Habsburg in Spanje
1504 - 1521
Tijdens de 16e en 17e eeuw begon de Habsburgse periode in Spanje onder Frederik III, de toenmalige keizer van het Heilige Roomse Rijk. De Habsburgse familie, die oorspronkelijk uit Oostenrijk kwam, had op dat moment alle touwtjes in handen. De bekendste regeerders zijn Karel I en Filips II van Spanje. Het gemeenschappelijke doel van de familie Habsburg was steeds hun macht uit te breiden en andere gebieden - van Amerika tot Azië - in te nemen. Ze vormden zo een groots rijk dat ruim honderd jaar stand hield en in die tijd een wereldmacht was. In de 17e eeuw ging het op politiek en cultureel gebied slecht met Spanje en verloor het land enkele belangrijke oorlogen. Karel II was de laatste Habsburgse regeerder en na zijn dood in 1700 begon de Spaanse successieoorlog.
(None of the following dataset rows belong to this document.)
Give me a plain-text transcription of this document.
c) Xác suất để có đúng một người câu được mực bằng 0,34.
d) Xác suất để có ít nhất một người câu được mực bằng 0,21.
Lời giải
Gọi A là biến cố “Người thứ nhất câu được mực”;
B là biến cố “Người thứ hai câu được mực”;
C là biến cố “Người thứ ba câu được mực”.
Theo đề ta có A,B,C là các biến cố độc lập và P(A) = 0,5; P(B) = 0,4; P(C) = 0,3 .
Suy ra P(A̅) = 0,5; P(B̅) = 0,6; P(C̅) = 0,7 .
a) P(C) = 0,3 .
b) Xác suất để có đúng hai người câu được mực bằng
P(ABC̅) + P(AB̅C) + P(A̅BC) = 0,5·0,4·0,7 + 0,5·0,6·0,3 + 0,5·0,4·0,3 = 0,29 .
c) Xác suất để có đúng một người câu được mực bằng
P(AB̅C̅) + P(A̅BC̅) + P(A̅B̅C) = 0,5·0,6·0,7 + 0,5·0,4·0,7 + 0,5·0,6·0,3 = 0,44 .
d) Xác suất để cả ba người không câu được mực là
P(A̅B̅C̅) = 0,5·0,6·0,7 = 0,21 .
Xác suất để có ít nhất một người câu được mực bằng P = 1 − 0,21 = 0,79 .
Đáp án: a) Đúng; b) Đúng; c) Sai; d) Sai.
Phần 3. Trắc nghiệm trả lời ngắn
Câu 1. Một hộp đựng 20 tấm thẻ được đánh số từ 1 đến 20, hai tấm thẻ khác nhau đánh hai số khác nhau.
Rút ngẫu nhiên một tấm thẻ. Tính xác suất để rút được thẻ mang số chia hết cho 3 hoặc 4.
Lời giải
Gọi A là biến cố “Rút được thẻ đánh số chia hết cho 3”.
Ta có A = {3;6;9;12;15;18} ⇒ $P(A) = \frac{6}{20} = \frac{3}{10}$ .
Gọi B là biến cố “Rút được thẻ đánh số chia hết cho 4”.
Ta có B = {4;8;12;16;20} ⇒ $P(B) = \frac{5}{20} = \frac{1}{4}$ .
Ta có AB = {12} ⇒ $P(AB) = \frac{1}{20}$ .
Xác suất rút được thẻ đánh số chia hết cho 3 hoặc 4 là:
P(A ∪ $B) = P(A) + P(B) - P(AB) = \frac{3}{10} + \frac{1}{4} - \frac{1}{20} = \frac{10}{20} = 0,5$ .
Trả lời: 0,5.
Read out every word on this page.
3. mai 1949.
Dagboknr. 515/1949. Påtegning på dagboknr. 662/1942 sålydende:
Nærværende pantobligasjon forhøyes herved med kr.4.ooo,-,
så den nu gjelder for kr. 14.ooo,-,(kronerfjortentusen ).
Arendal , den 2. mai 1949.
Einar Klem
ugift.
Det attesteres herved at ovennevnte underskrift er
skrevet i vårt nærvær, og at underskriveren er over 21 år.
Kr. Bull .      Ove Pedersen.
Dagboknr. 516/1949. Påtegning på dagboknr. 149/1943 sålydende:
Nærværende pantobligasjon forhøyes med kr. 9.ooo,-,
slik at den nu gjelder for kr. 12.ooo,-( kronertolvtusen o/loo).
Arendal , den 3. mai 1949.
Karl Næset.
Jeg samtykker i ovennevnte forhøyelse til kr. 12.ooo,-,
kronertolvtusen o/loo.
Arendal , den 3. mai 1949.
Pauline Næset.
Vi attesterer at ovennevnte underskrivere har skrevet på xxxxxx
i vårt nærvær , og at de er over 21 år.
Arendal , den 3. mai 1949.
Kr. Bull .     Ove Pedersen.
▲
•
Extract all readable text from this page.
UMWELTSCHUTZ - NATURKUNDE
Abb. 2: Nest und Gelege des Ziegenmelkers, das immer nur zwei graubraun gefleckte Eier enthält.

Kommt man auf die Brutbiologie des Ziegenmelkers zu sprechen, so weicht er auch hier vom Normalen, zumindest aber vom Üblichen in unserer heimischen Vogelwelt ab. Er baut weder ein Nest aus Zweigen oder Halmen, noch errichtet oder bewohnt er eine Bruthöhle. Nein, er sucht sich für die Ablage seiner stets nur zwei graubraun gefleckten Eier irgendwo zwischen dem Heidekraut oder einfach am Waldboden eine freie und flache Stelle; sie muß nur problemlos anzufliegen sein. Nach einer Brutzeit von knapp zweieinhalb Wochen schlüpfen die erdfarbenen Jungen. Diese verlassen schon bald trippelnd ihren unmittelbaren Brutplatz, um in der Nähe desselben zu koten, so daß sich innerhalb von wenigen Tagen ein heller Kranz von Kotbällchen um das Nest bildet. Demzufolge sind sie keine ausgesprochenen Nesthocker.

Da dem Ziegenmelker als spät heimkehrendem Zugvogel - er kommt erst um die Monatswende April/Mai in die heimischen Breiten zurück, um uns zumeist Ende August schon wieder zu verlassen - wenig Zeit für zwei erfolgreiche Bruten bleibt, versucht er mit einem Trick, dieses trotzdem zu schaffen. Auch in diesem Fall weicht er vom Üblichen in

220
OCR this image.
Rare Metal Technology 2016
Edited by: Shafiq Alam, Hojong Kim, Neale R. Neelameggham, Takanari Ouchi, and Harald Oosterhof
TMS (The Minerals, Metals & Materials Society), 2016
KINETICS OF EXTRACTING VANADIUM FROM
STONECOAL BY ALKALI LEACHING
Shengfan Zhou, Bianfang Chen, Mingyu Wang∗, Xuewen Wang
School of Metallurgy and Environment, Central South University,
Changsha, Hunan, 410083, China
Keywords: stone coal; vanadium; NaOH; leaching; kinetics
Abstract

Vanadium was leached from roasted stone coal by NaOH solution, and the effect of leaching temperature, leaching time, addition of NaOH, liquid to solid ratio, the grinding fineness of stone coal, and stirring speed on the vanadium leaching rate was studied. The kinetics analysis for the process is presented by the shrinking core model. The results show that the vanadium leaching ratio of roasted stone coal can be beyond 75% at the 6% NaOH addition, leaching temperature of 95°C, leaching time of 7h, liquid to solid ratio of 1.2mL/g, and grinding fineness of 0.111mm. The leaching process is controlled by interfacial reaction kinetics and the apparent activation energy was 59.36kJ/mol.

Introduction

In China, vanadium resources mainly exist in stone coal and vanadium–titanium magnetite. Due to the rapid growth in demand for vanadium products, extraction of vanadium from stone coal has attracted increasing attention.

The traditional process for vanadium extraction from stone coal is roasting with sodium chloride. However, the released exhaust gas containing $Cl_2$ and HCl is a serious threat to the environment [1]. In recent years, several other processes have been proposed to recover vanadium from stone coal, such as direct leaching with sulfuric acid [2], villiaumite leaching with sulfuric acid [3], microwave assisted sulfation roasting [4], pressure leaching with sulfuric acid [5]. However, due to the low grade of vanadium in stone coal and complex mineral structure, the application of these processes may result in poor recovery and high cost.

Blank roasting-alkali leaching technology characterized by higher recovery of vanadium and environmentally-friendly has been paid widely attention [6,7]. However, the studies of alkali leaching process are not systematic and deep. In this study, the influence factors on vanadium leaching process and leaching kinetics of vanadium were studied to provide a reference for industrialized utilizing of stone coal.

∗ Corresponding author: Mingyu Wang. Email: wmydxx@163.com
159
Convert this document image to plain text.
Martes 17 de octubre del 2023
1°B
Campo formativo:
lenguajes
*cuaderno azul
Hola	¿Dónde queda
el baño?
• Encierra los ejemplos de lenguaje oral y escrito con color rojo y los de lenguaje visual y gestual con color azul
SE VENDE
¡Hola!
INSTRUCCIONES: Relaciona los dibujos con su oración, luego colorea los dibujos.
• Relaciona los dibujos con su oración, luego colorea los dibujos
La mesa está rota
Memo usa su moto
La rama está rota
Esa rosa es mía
Tijdens de Habsburgse periode werd het Iberisch Schiereiland dankzij het huwelijk van Isabella I van Castilië en Ferdinand II van Aragon voor het eerst één staat. Ferdinand II werd de alleenheerser van het Iberisch Schiereiland, toen hij het bewindstokje overnam van Isabella´s dochter, die Joanna de Waanzinnige werd genoemd. Vervolgens speelde hij een grote rol in de Oorlog van de Liga van Kamerijk. Toen hij stierf, had Frankrijk het bewind op Italië overgenomen.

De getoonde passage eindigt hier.